Daytime symptom patterns in insomnia sufferers: is there evidence for subtyping insomnia?

2011 
The type and severity of daytime symptoms reported by insomnia sufferers may vary markedly. Whether distinctive daytime symptom profiles are related to different insomnia diagnoses has not been studied previously. Using profile analysis via multidimensional scaling, we investigated the concurrent validity of ICSD‐2 insomnia diagnoses by analysing the relationship of prototypical profiles of daytime symptoms with a subset of ICSD‐2 diagnoses, such as insomnia associated to a mental disorder, psychophisiological insomnia, paradoxical insomnia, inadequate sleep hygiene, idiopathic insomnia, obstructive sleep apnea and restless legs syndrome. In a sample of 332 individuals meeting research diagnostic criteria for insomnia (221 women, Mage = 46 years.), the profile analysis identified four prototypical patterns of daytime features. Pearson correlation coefficients indicated that the diagnoses of insomnia associated to a mental disorder and idiopathic insomnia were associated with a daytime profile characterized by mood disturbance and low sleepiness; whereas the diagnoses of psychophysiological insomnia and inadequate sleep hygiene were related to a profile marked by poor sleep hygiene, daytime tension and low fatigue. Furthermore, whereas paradoxical insomnia was consistently associated to lower daytime impairment, insomnia associated to a mental disorder appeared as the most severe daytime form of insomnia.
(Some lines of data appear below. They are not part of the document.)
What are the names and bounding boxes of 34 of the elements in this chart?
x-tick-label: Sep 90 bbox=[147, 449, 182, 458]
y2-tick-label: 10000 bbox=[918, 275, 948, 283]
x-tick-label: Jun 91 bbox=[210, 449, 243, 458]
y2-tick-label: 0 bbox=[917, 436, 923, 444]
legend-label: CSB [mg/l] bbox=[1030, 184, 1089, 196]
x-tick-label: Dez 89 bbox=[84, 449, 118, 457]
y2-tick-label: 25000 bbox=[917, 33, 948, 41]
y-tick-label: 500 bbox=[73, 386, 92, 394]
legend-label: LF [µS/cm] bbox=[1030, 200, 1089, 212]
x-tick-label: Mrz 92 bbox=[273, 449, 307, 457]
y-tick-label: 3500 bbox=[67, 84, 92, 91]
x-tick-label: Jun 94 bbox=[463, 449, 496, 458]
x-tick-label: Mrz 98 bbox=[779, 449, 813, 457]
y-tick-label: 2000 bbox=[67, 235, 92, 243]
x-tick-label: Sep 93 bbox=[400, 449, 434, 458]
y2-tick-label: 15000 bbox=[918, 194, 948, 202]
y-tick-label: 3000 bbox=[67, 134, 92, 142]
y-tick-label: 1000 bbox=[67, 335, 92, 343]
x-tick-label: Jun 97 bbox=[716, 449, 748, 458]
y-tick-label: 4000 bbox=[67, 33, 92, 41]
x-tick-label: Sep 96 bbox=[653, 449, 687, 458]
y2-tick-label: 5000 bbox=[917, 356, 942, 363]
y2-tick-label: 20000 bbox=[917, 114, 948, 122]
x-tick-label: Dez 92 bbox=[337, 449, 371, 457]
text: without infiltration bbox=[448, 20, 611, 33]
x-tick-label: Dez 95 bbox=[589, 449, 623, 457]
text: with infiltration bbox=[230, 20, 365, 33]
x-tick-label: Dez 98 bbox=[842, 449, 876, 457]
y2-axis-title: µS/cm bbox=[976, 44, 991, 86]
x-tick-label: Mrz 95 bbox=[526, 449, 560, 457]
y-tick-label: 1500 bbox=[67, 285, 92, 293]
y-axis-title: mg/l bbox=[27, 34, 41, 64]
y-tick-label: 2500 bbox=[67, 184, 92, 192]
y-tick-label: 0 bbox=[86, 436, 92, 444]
This classification of insomnia sufferers along multiple defining dimensions provides initial validation for two basic insomnia subtypes, with a presumably distinct aetiology: insomnia characterized mainly by an 'internal' component, and a 'learned' insomnia. Research to determine which dimensions are critical for inclusion or differential weighting for defining a general typological system for insomnia sufferers is warranted.